Loads of Props: Ein therapeutischer Ansatz
Entlehnt von B.K.S. Iyengars Ansatz arbeiten wir im Katonah Yoga stark therapeutisch und nutzen dazu einiges Material und Yogastühle. Blöcke sind für uns wie Knochen und geben zusätzlich Struktur und Stabilität in der Pose. Die Yogagurte sind mit Bändern vergleichbar. Sie können uns einerseits sicher in einer Pose halten – quasi wie ein Sicherheitsgurt oder erlauben uns länger in einem Asana zu verweilen, indem sie uns in der Pose begrenzen. Yogadecken indessen erhöhen unseren Sitz, fast so als würden wir auf einem Thron sitzen. So erreichen wir nicht nur den optimalen Winkel im Becken, so sitzen wir tatsächlich auf unseren Sitzhöckern, anstelle unseres Steissbeins, die Wirbelsäule richtet sich auf. Energetisch verbinden wir uns mit der Erde, fast so als würden wir einen Stecker in eine imaginäre Erdbuchse stecken. Durch den höheren Sitz gibt es Raum im Oberkörper, ein neues Gefühl für einen neuen, frischen Blick. So kreieren wir mit Leichtigkeit Vision für unser Leben. Die Sandsäcke und Bolster schenken uns in der Praxis zusätzliche «Muskeln» und Gewicht, um auf sicherer Weise tiefer in ein Asana zu sinken, und um nachhaltig Veränderung in unbewussten Körpermuster zu erzielen.
Hands-on Adjustments stehen weiter stark im Vordergrund der Katonah Yoga-Praxis. Dabei nutzen wir nicht nur die Hände, sondern auch die Füsse mittels spezifischer Techniken. Katonah Yoga ist eine gemeinschaftliche Praxis. Die Schüler geben nach Anleitung der Lehrerin gegenseitig Adjustments. Das ist für nicht initiierte Schüler erstmals ungewohnt und neu. Die Klasse eröffnet dadurch einen Dialog miteinander, was ich persönlich immer wieder berührend finde. Denn in dieser Praxis stärken wir uns gegenseitig.
Heilige Geometrie, Numerologie und The Magic Square
Jede Yogapose besteht aus Geometrie. Nehmen wir den herabschauenden Hund. Von der Seite her betrachtet, sehen wir ein gleichschenkliges Dreieck.

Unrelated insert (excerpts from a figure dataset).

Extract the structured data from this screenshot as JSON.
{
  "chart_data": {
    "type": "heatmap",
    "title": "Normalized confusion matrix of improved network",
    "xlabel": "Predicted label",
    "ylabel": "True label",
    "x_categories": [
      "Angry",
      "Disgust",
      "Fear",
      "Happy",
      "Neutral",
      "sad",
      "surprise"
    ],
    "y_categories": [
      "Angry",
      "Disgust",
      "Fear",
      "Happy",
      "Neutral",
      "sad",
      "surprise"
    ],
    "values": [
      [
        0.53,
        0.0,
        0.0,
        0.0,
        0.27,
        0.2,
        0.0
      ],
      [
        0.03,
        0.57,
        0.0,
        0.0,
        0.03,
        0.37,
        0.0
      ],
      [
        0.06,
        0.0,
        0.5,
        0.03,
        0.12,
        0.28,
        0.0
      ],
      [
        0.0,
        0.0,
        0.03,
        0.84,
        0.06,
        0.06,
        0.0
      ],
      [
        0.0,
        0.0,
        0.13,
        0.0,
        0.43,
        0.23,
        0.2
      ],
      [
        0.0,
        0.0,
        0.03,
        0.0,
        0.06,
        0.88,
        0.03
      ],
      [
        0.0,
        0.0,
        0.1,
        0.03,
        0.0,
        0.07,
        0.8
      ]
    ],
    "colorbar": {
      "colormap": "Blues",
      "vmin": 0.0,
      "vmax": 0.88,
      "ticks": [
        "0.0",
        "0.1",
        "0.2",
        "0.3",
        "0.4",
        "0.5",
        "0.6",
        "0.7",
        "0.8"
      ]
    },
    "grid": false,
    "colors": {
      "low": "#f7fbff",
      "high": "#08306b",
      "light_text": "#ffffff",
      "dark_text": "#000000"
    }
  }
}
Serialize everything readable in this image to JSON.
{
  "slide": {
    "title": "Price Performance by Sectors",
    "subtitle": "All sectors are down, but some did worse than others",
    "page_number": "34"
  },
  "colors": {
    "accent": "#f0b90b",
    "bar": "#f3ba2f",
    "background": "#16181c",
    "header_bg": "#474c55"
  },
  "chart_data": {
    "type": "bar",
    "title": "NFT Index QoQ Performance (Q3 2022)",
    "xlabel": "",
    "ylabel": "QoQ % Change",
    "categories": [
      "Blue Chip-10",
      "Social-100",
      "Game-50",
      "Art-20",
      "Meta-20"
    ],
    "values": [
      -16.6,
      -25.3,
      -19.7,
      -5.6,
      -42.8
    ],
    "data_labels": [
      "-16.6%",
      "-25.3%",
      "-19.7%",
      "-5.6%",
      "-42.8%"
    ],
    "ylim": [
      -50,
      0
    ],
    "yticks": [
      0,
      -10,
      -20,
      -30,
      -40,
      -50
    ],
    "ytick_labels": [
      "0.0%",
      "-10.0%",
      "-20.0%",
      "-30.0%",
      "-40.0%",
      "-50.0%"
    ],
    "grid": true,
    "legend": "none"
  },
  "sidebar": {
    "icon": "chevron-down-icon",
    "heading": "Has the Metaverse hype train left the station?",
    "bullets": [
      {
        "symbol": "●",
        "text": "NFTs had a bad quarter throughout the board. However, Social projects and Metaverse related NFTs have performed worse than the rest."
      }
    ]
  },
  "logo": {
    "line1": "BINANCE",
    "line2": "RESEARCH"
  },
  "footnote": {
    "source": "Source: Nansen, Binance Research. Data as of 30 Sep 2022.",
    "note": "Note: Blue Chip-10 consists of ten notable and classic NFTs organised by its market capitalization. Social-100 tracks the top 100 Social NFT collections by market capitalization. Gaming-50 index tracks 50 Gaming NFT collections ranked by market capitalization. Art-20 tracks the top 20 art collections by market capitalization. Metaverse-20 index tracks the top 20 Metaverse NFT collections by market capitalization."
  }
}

Diese Struktur verleiht Stabilität, Kraft und Integrität, ohne dass wir dabei Kraft aufwenden müssten. Die Leichtigkeit in der Form zu finden, braucht natürlich Übung und Repetition. In seiner dynamischen Form ist Katonah Yoga auch als ein Falten und Auffalten in die verschiedenen Asanas zu verstehen: «…Yoga becomes origami for the body. As we fold and unfold, we develop dimension rather than engaging in the binary struggle between tight and loose. In this way we set up conditions for greater self-knowledge and a more expansive vision, which leads to personal change», sagt Abbie Galvin, Inhaberin vom Yogastudio The Studio und beste Freundin von Nevine Michaan.
Zentral ist der Gedanke, dass die Praxis unseren Körper zu einem perfekten Behältnis macht, für all unsere Organe und seine Funktionen, damit einher geht die Möglichkeit über das Körperliche hinaus auch geistig mehrdimensional zu werden. In der Praxis suchen wir dabei stets unser eigenes Mass anzuwenden «fit yourself, before you fit anyone else», schreibt Kat Villain in ihrem Buch Yoga as Origami.